When you switch to the Bottom-up view, you see that the application has one big hotspot function multiply1:
Double-clicking this function opens the Source view that highlights the most performance-critical code line:
Almost all the time was spent in source line #51 that operates over three arrays - a, b, and c.
Run Memory Access Analysis
To find out an access to what array was the most expensive, run the Memory Access analysis with the Analyze dynamic memory objects option enabled:
Identify Hot Memory Accesses
The Summary window for the Memory Access analysis result shows the top memory objects as follows:
Click the first hotspot object matrix.c:121 in the list to switch to the Bottom-up view and then double-click this object highlighted in the grid to open the Source view and see the line allocating this memory object:
You see the allocation for the buf2 variable that is assigned to addr2, which is in its turn assigned to array b. So, you may conclude that the problematic array is b. Click the Open Source File Editor button on the toolbar and have a look at the code again:
void multiply1(int msize, int tidx, int numt, TYPE a[][NUM], TYPE v[][NUM], TYPE c[][NUM], TYPE t[][NUM])
{
int i,j,k;
// Naive implementation
for(i=tidx; i<msize; i=i+numt) {
for(j=0; j<msize; j++) {
for(k=0; k<msize; k++) {
c[i][j] = c[i][j] + a[i][k] * b[k][j];
}
}
}
}
You see now the root cause of the problem: the innermost cycle iterates over array b in an inefficient way. On each iteration it jumps over big chunks of memory.

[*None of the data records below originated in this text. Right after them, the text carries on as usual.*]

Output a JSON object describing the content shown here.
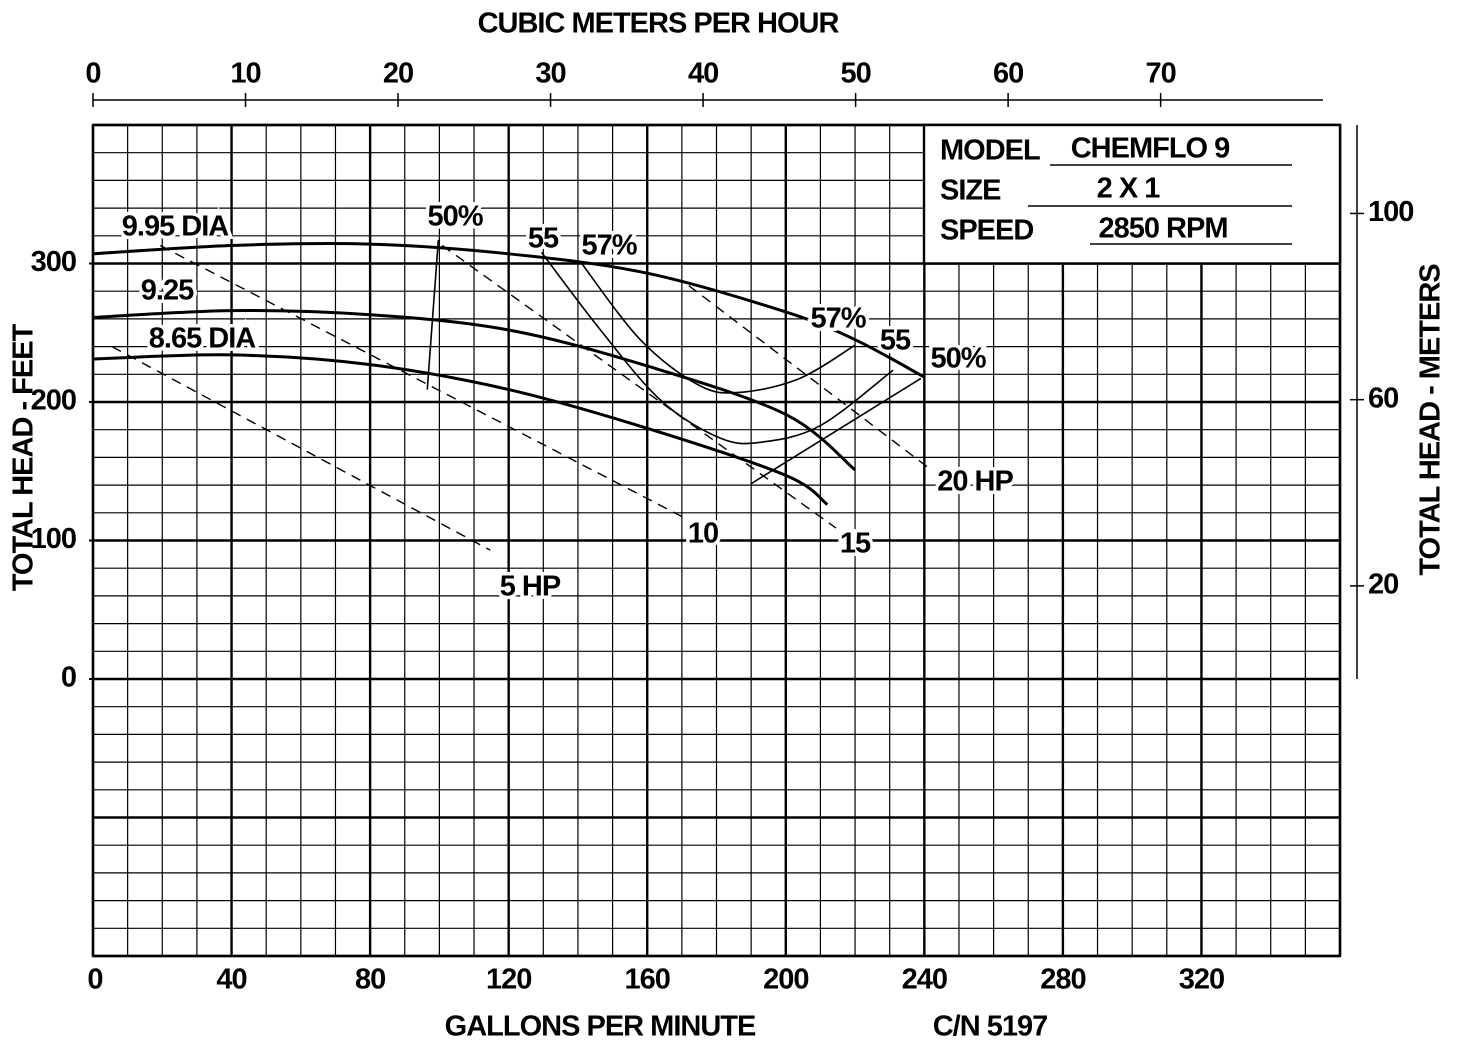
{
  "chart_data": {
    "type": "line",
    "x_label": "GALLONS PER MINUTE",
    "x2_label": "CUBIC METERS PER HOUR",
    "y_label": "TOTAL HEAD - FEET",
    "y2_label": "TOTAL HEAD - METERS",
    "note": "C/N 5197",
    "info": {
      "model_label": "MODEL",
      "model": "CHEMFLO 9",
      "size_label": "SIZE",
      "size": "2 X 1",
      "speed_label": "SPEED",
      "speed": "2850 RPM"
    },
    "xlim": [
      0,
      360
    ],
    "xticks": [
      0,
      40,
      80,
      120,
      160,
      200,
      240,
      280,
      320
    ],
    "x2lim": [
      0,
      81.76
    ],
    "x2ticks": [
      0,
      10,
      20,
      30,
      40,
      50,
      60,
      70
    ],
    "ylim": [
      -200,
      400
    ],
    "yticks": [
      0,
      100,
      200,
      300
    ],
    "y2lim": [
      0,
      119
    ],
    "y2ticks": [
      20,
      60,
      100
    ],
    "grid": {
      "minor_x": 10,
      "minor_y": 20,
      "major_x": 40,
      "major_y": 100
    },
    "series": [
      {
        "name": "9.95 DIA",
        "color": "#000000",
        "style": "solid",
        "x": [
          0,
          40,
          80,
          120,
          160,
          200,
          220,
          240
        ],
        "values": [
          307,
          313,
          314,
          307,
          293,
          265,
          245,
          218
        ]
      },
      {
        "name": "9.25",
        "color": "#000000",
        "style": "solid",
        "x": [
          0,
          40,
          80,
          120,
          160,
          200,
          220
        ],
        "values": [
          261,
          266,
          263,
          252,
          226,
          191,
          151
        ]
      },
      {
        "name": "8.65 DIA",
        "color": "#000000",
        "style": "solid",
        "x": [
          0,
          40,
          80,
          120,
          160,
          200,
          212
        ],
        "values": [
          231,
          234,
          227,
          209,
          181,
          147,
          126
        ]
      },
      {
        "name": "50%",
        "color": "#000000",
        "style": "thin",
        "x": [
          99.7,
          96.5
        ],
        "values": [
          317,
          209
        ]
      },
      {
        "name": "55",
        "color": "#000000",
        "style": "thin",
        "x": [
          129.5,
          146.5,
          164,
          181,
          193,
          210,
          231
        ],
        "values": [
          308,
          252,
          201,
          174,
          171,
          183,
          223
        ]
      },
      {
        "name": "57%",
        "color": "#000000",
        "style": "thin",
        "x": [
          140.8,
          158,
          175,
          187,
          204,
          220
        ],
        "values": [
          301,
          245,
          212,
          207,
          217,
          241
        ]
      },
      {
        "name": "50%",
        "color": "#000000",
        "style": "thin",
        "x": [
          239,
          190
        ],
        "values": [
          217,
          141
        ]
      },
      {
        "name": "5 HP",
        "color": "#000000",
        "style": "dashed",
        "x": [
          5.5,
          114.7
        ],
        "values": [
          240,
          93
        ]
      },
      {
        "name": "10",
        "color": "#000000",
        "style": "dashed",
        "x": [
          19.4,
          171
        ],
        "values": [
          313,
          116
        ]
      },
      {
        "name": "15",
        "color": "#000000",
        "style": "dashed",
        "x": [
          100.8,
          214.5
        ],
        "values": [
          313,
          109
        ]
      },
      {
        "name": "20 HP",
        "color": "#000000",
        "style": "dashed",
        "x": [
          172,
          242
        ],
        "values": [
          284,
          151
        ]
      }
    ]
  }
}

Apply Loop Interchange for Optimization
Apply the loop interchange algorithm to j and k as follows:
for(i=tidx; i<msize; i=i+numt) {
for(k=0; k<msize; k++) {
for(j=0; j<msize; j++) {
c[i][j] = c[i][j] + a[i][k] * b[k][j];
}
}
}
Compiling and running the new code will result in 1.3-second runtime, which is a significant 20x improvement over original 26 seconds.
What's Next
Re-run the Microarchitecture Exploration analysis on the optimized matrix code. The µPipe diagram shows a significant increase of the Retiring metric value, from 10.06% to 63.28%:
You can focus on other flagged metrics to identify further areas for improvement, for example: poor port utilization.